Para Stefano Ribeiro Ferri, especialista em direito do consumidor e saúde, o ato de oferecer desconto mediante fornecimento de dados pessoais, como o CPF, é prática abusiva.
“A legislação dispõe que não pode ser imposta a divulgação de dados pessoais; contudo, no Brasil os consumidores são praticamente compelidos a fornecer as informações, pois, do contrário, pagarão mais caro para obtenção dos produtos”, avalia Ferri, que é também assessor da 6ª Turma do Tribunal de Ética da OAB-SP.
Ele explica que a falta de informações transparentes pode pôr o consumidor em risco, pela possibilidade de que seus dados pessoais sejam utilizados para finalidades diversas, que não foram expressamente autorizadas.
A título de exemplo, imaginemos uma situação hipotética em que as informações fornecidas pelo consumidor na farmácia sejam compartilhadas com empresas operadoras de planos de saúde, sem o seu consentimento, e então seu perfil de consumo seja analisado para fins de cancelamento do contrato, ou aumento do valor cobrado.
STEFANO RIBEIRO FERRI
Já a advogada Renata Abalém, diretora jurídica do Instituto de Defesa do Consumidor e do Contribuinte, adverte que os estabelecimentos utilizam a oferta de desconto como isca para a obtenção de dados dos consumidores.

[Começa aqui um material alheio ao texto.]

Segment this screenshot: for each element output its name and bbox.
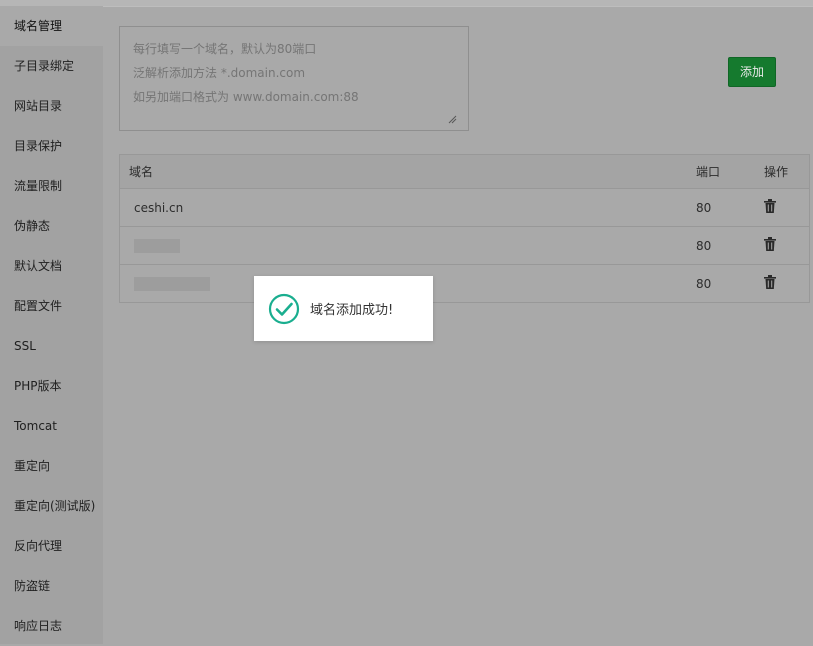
sidebar-item-site-directory[interactable]: 网站目录 [0, 86, 103, 126]
sidebar-item-config-file[interactable]: 配置文件 [0, 286, 103, 326]
sidebar-item-reverse-proxy[interactable]: 反向代理 [0, 526, 103, 566]
header-domain: 域名 [129, 165, 154, 179]
blurred-domain [134, 276, 210, 291]
domain-input[interactable] [119, 26, 469, 131]
delete-icon[interactable] [764, 237, 776, 251]
header-operation: 操作 [764, 165, 789, 179]
resize-handle-icon[interactable] [447, 114, 457, 124]
blurred-domain [134, 238, 180, 253]
sidebar-item-redirect[interactable]: 重定向 [0, 446, 103, 486]
add-button[interactable]: 添加 [728, 57, 776, 87]
sidebar-item-traffic-limit[interactable]: 流量限制 [0, 166, 103, 206]
domain-table: 域名 端口 操作 ceshi.cn 80 80 80 [119, 154, 810, 303]
sidebar-item-tomcat[interactable]: Tomcat [0, 406, 103, 446]
sidebar-item-default-document[interactable]: 默认文档 [0, 246, 103, 286]
success-check-icon [268, 293, 300, 324]
table-row: 80 [120, 265, 809, 302]
cell-port: 80 [696, 276, 712, 291]
delete-icon[interactable] [764, 275, 776, 289]
sidebar-item-response-log[interactable]: 响应日志 [0, 606, 103, 646]
cell-port: 80 [696, 200, 712, 215]
sidebar-item-ssl[interactable]: SSL [0, 326, 103, 366]
cell-operation [758, 275, 809, 292]
success-toast: 域名添加成功! [254, 276, 433, 341]
sidebar-item-redirect-beta[interactable]: 重定向(测试版) [0, 486, 103, 526]
table-row: ceshi.cn 80 [120, 189, 809, 227]
sidebar-item-php-version[interactable]: PHP版本 [0, 366, 103, 406]
sidebar: 域名管理 子目录绑定 网站目录 目录保护 流量限制 伪静态 默认文档 配置文件 … [0, 6, 103, 644]
delete-icon[interactable] [764, 199, 776, 213]
sidebar-item-hotlink-protection[interactable]: 防盗链 [0, 566, 103, 606]
cell-domain: ceshi.cn [134, 200, 184, 215]
sidebar-item-rewrite[interactable]: 伪静态 [0, 206, 103, 246]
cell-operation [758, 237, 809, 254]
cell-operation [758, 199, 809, 216]
sidebar-item-domain-management[interactable]: 域名管理 [0, 6, 103, 46]
toast-message: 域名添加成功! [310, 303, 394, 318]
table-header: 域名 端口 操作 [120, 155, 809, 189]
table-row: 80 [120, 227, 809, 265]
header-port: 端口 [696, 165, 721, 179]
main-content: 添加 域名 端口 操作 ceshi.cn 80 [103, 6, 813, 644]
cell-port: 80 [696, 238, 712, 253]
cell-domain [120, 238, 688, 253]
sidebar-item-directory-protection[interactable]: 目录保护 [0, 126, 103, 166]
sidebar-item-subdirectory-binding[interactable]: 子目录绑定 [0, 46, 103, 86]
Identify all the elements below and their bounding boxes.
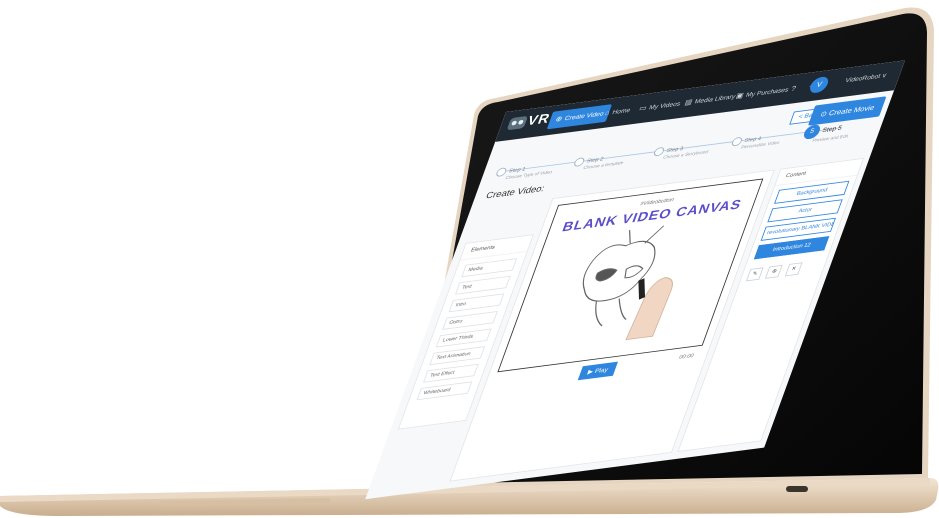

“De posse dos dados, eles podem fazer diferenciação de clientela. Além de [a prática] ser abusiva, a captação, manuseio e armazenamento de dados do consumidor de qualquer forma, sem os critérios definidos em lei, podem ser ilícitos”, afirma Abalém, que também é diretora da Câmara de Comércio Brasil-Líbano e membro da Comissão de Direito do Consumidor da OAB-SP.
Ao meu ver, trata-se de prática abusiva vincular desconto à contrapartida do consumidor. Veja que a contrapartida, em se tratando de dados, fica ainda mais preocupante depois do advento da Lei Geral de Proteção de Dados. Dados são o novo petróleo.
RENATA ABALÉM
Veja as orientações aos consumidores
• O consumidor pode exigir, uma vez que tem esse direito garantido pela LGPD, as informações sobre o compartilhamento de seus dados e com base nessas informações decidir se dará ou não o consentimento sobre o uso e o compartilhamento dessas informações.
• É necessário que as farmácias informem claramente aos titulares sobre o compartilhamento desses dados e obtenham um consentimento adequado para o tratamento.
• O tratamento de dados pessoais no setor farmacêutico deve estar em conformidade com a legislação vigente, garantindo a privacidade e a proteção dos direitos dos titulares.
• A ANPD desempenha um papel essencial na fiscalização e normatização do setor, mas cabe às farmácias assumir a responsabilidade de implementar medidas adequadas para garantir a segurança e a privacidade dos dados pessoais.
• Ao fazerem isso, elas contribuem para a construção de uma cultura de proteção de dados e fortalecem a confiança dos consumidores no setor farmacêutico.
• Se constatar a prática abusiva, o consumidor pode entrar em contato diretamente com a empresa ou realizar uma reclamação no Procon.
• A depender do caso, o consumidor pode buscar a intervenção do Poder Judiciário, inclusive por meio dos Juizados Especiais Cíveis.